Not sure what your budget is and whether you are in London or Oxford but I found Efficacy in London to be excellent and they have therapists in training for 55 pounds, a senior therapist is 89 pounds. I pay way more than that in the US and my bank account is tanking. Yikes! So I think I can only afford a few more sessions.

Just to throw it out there, I have very few emotions and never cry, despite being a woman. My childhood was terrifying, and I didn't dare to show emotions or cry as I didn't know what would happen, whether I would be punished by beating, torture or death. My friend is a former soldier and has combat PTSD and he's way more sensitive and emotional than I am. He's teaching me how to feel.
 
I never said I was. Others did though.

Abused by females? Or did you witness a male abusing/degrading females as a child?
 
Hi WC,

I think for the sake of clarity, so that others could more readily understand your situation and possibly respond in helpful ways, that it would have helped others if, rather than copy/paste the letter you received, you had outlined your situation and specified what, if any, help you'd like.

OK, let me say that crying is natural to women. But men are very wary of this. It is difficult to talk about this stuff without getting emotional, and men don't like that

I didn't take the comment above as demeaning women. I heard it as a generalized statement which said: a woman's tears are generally more commonly acceptable more so than tears shed by a man. Therefore, men prefer not to cry freely, especially in front of other people, particularly other men.

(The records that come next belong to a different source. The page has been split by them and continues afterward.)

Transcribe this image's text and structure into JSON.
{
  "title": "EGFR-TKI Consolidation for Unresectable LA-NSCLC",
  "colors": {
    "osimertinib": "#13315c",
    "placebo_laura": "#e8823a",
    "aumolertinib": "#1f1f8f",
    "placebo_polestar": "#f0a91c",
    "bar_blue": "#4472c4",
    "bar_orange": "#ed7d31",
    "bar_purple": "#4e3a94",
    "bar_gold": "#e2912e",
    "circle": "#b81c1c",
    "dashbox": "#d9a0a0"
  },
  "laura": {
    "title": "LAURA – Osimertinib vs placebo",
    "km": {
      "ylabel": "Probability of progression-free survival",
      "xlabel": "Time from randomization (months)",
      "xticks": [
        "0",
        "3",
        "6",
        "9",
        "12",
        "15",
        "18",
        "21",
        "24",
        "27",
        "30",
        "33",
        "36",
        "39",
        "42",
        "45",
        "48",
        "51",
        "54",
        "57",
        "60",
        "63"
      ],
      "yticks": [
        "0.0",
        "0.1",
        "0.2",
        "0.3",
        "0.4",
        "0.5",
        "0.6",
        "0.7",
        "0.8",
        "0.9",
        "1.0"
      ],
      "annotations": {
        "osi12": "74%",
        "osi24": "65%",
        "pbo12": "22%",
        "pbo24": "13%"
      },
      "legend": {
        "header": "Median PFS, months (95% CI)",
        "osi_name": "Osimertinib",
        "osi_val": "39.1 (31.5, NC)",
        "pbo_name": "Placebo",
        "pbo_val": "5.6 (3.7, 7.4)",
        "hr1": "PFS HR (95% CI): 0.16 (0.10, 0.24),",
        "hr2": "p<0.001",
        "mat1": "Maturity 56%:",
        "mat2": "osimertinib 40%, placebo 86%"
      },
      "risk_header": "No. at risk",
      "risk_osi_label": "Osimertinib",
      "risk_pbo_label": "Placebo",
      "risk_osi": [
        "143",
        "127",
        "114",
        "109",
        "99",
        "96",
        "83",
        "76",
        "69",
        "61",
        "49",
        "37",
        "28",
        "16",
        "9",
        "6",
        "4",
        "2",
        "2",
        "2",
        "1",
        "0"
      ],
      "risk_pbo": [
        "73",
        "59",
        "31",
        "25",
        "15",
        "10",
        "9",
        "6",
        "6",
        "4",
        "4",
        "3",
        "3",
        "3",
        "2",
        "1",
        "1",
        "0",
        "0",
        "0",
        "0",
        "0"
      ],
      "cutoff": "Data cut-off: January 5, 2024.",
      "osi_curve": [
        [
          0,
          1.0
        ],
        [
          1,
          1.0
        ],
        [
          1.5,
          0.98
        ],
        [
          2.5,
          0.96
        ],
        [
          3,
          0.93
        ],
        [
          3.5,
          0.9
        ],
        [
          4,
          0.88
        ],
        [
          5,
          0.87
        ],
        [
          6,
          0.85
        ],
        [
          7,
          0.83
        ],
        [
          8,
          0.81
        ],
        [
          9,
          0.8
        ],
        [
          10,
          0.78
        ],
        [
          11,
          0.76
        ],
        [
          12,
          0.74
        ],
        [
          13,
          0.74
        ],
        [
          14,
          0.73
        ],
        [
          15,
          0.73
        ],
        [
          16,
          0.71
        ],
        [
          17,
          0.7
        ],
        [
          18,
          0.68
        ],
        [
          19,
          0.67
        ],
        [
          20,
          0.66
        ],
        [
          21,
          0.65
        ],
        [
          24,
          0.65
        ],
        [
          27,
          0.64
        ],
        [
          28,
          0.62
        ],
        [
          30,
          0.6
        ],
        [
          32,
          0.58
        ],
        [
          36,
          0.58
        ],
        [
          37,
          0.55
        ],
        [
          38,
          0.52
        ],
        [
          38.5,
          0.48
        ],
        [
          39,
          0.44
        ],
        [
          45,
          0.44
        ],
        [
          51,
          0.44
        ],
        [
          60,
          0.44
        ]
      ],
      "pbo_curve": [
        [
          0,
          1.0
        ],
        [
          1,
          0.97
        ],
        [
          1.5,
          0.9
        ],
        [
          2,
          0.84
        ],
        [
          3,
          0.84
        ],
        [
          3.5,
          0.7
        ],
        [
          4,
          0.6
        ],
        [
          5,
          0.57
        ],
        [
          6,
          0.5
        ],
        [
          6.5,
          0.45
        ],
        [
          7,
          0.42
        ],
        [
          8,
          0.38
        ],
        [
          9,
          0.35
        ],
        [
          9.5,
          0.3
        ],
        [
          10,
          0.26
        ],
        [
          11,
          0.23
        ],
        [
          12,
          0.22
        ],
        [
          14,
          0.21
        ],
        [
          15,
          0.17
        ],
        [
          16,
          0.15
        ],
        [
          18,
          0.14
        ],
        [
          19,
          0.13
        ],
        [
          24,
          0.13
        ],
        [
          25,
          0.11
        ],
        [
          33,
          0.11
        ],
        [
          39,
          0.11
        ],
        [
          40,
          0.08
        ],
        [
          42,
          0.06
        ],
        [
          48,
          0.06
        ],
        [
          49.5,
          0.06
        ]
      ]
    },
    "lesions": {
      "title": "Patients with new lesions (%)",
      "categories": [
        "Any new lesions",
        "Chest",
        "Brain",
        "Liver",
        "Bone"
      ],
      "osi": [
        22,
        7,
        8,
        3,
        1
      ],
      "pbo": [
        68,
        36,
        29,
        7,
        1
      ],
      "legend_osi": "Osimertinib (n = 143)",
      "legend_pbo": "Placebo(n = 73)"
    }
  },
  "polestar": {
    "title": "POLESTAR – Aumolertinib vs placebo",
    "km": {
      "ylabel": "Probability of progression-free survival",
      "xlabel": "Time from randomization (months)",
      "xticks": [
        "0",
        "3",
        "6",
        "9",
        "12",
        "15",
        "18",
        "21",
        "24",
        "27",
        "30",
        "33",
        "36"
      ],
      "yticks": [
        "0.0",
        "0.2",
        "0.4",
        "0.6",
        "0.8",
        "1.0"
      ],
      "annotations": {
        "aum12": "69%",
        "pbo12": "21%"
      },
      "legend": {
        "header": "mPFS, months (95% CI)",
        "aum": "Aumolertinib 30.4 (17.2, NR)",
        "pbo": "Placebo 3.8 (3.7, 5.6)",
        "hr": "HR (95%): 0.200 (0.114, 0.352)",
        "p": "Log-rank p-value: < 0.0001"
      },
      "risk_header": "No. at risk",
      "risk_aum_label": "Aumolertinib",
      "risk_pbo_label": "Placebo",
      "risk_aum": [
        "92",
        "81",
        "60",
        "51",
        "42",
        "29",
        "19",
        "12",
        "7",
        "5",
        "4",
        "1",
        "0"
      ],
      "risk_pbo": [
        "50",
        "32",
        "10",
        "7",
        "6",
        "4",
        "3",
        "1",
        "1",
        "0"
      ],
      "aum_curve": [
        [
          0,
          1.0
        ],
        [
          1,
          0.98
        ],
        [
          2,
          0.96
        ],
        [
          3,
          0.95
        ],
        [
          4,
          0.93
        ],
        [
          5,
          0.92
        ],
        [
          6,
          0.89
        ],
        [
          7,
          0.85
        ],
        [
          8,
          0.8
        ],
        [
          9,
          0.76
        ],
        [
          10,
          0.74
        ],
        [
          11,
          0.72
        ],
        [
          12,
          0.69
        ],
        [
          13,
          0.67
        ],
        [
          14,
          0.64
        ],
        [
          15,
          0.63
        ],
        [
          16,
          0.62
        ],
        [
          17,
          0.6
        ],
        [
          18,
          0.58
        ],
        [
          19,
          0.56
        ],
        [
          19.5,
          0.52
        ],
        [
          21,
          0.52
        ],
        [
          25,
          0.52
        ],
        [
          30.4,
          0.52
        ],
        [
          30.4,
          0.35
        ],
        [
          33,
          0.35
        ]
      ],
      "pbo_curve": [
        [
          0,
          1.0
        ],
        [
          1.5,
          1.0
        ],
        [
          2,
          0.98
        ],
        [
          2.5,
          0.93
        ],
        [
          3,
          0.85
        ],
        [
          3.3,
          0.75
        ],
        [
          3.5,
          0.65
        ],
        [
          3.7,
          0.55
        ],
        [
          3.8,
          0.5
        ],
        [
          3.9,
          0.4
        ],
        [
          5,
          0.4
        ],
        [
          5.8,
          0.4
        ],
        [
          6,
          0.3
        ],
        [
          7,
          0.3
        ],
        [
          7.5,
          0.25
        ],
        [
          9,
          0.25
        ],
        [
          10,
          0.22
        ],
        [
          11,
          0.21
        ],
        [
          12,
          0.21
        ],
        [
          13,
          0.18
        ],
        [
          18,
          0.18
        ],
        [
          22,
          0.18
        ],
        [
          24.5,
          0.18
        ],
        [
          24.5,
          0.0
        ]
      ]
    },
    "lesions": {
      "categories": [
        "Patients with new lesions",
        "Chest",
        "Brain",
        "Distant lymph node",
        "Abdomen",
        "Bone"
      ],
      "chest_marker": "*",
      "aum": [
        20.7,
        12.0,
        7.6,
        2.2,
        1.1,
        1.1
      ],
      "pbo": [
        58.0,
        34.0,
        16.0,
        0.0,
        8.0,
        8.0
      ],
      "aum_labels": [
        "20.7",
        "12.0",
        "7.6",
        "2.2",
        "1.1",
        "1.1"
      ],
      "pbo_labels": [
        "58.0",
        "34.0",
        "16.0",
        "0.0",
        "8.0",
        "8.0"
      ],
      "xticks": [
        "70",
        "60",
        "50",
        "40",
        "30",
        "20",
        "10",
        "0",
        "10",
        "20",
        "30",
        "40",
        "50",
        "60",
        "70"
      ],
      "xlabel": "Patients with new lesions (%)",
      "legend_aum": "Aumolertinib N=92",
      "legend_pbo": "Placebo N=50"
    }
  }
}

However, by not stating the purpose in your original post, I "heard" an assumption that others were to figure it out for themselves, as well as the clearly written assumption, (i.e. "I thought you knew that"). I "heard" and unnecessary sarcasm, (i.e. "That would be marvelous of you" etc. in following posts.

I "heard" that you're despondent from the title of your post, and perhaps you're in pain and very frustrated. Did I get that right?

When clear communication is lacking, it's easy to misunderstand what someone else is trying to convey. And I so desperately want love and understanding that sometimes I forget clear communication is the key, especially when I need help and I'm hurting.

I'm sorry you received the unfavorable news, and that I can't provide any insight as to navigating systems in the UK since I'm not a resident.

P.S. "Waking the Tiger" and "Monkey Mind" are the next two books on my list.


I didn't take the comment above as demeaning women. I heard it as a generalized statement that that said: a woman's tears are generally more commonly acceptable more so than tears shed by a man. Therefore, men prefer not to cry freely, especially in front of other people, particularly other men.



So, okay - I've criticized your writing. You can consider what I've written or tell me to f_off. Either/both are your prerogative.

Clear communication is the fabric that holds humanity together.
 
Not sure what your budget is and whether you are in London or Oxford but I found Efficacy in London to be excellent

Hi dnp. I am in North West England. Thanks for the ref to Efficacy, I shall google for this.

Just to throw it out there, I have very few emotions and never cry, despite being a woman. My childhood was terrifying, and I didn't dare to show emotions or cry as I didn't know what would happen, whether I would be punished by beating, torture or death. My friend is a former soldier and has combat PTSD and he's way more sensitive and emotional than I am. He's teaching me how to feel.

dnp, I really feel for you. I want to cuddle you, and let you know that you are safe and loved. Your past is truly terrifying. Peace to you little Sister.

After my last attempt to get help I found myself getting emotional and crying about my childhood. I as so ashamed. I was not belittling women, I was simply tried to explain how difficult and shameful this is for men, It this age TV bravado does not help.